法人企業・個人事業主の税務・会計・申告・節税対策

税理士からのメッセージ

2020年09月03日

家賃支援給付金

日の入りがだいぶ早くなり、秋の訪れを感じます。
日中はまだまだ残暑が厳しく、これからは台風のシーズンとなるため、体調ならびに自然災害には引き続き注意が必要となりそうです。

さて、7月より家賃支援給付金の申請受付が始まっています。
家賃支援給付金は、新型コロナウイルスの影響により、売上の減少した事業者の地代・家賃の負担を軽減する目的で給付されるもので、給付額は法人で最大600万円、個人事業者で最大300万円となっています。
給付の条件は、売上減少の要件をはじめ、「他人の土地・建物を自己の事業のために直接占有し、使用・収益をしていることの対価として、賃料の支払いをおこなっていること。」が給付条件の一つとされています。
この文言から、事務所などの事業利用分の賃貸物件が給付対象になることは明らかですが、企業が従業員等向けに借り上げている「社宅・社員寮」が給付の対象となるか否かは、不明確です。

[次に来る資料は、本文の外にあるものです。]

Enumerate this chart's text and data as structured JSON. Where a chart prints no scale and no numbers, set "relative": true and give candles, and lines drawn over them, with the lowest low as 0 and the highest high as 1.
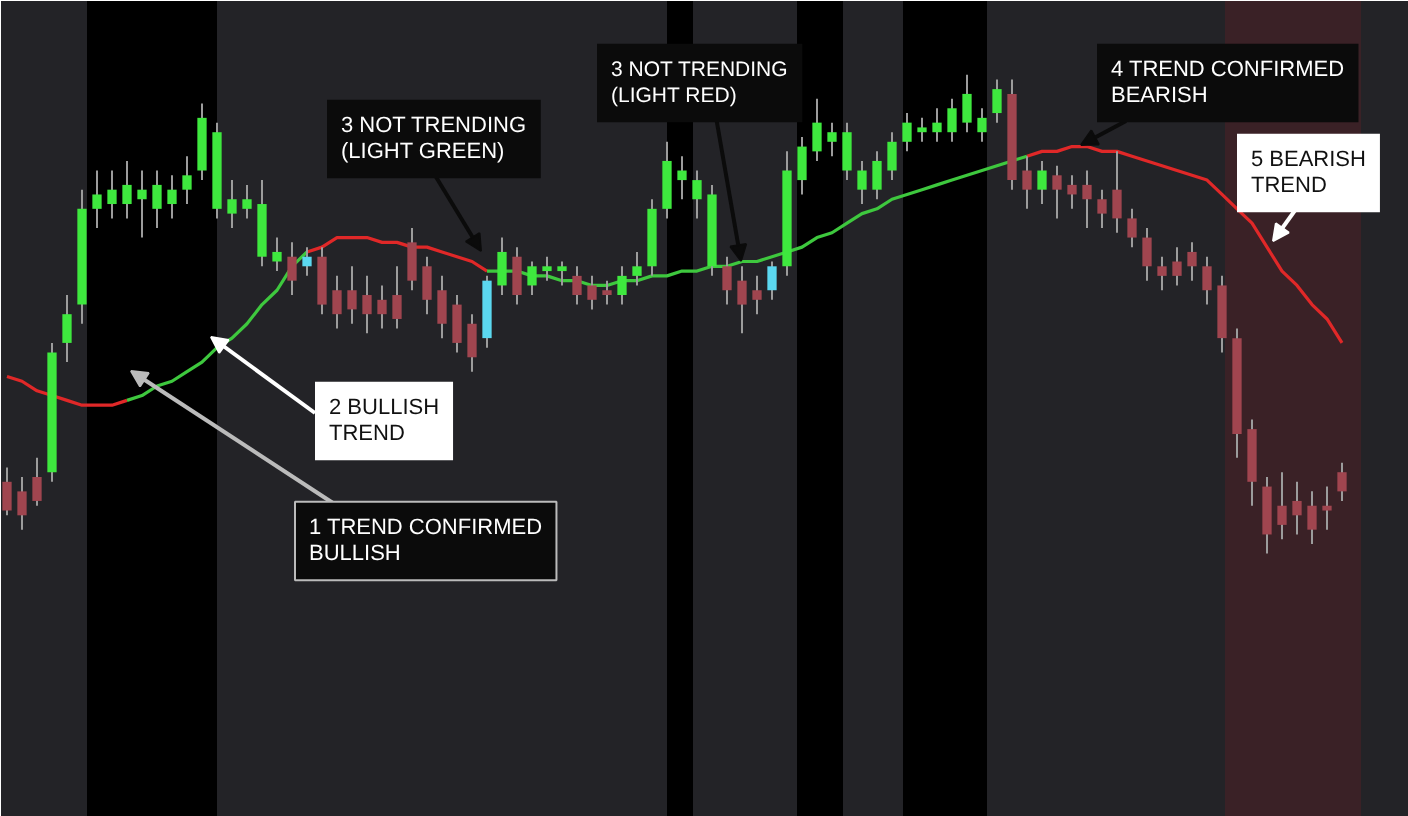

この点につき、経済産業省(中小企業庁)のホームページでは、社宅・社員寮が給付の対象となるか否かについて、「法人が社宅・寮に用いる物件を賃貸借契約等に基づいて借り上げて従業員を住まわせ、当該物件の賃料を当該法人の確定申告等で地代・家賃として計上しているのであれば、原則として給付対象となります。ただし、賃貸借契約に基づいて従業員に転貸している場合は給付の対象外となります。」としています。

「転貸」の場合には、給付対象外とのことですが、「転貸」の判断基準として、従業員等から「世間並みの家賃相当額(近隣地域の相場)」を徴収している場合は「転貸」(昭和31年最高裁判決)に該当することとされています。
一方で、通常、企業が社宅等に従業員等を住ませる際には、給与課税を回避するため一定額の賃料を徴収(「賃借料相当額(固定資産税の課税標準等をベースに算出したもの)」、「会社が家主へ支払う家賃の50%以上」)しますが、この場合は、転貸とされる「世間並みの家賃相当額」には該当しないとされています。

したがって、上述のとおり、企業が借り上げた社宅・社員寮も、従業員等が給与課税されない程度の「賃借料相当額」等を負担している場合には、家賃支援給付金の給付対象となるようです。

本制度の申請は、持続化給付金の申請よりも複雑(特に賃貸借契約書に不備が多いようです)との声が多数上がっているようです。
申請期間にはまだまだ余裕がありますが、早めの書類のご準備をお勧めします。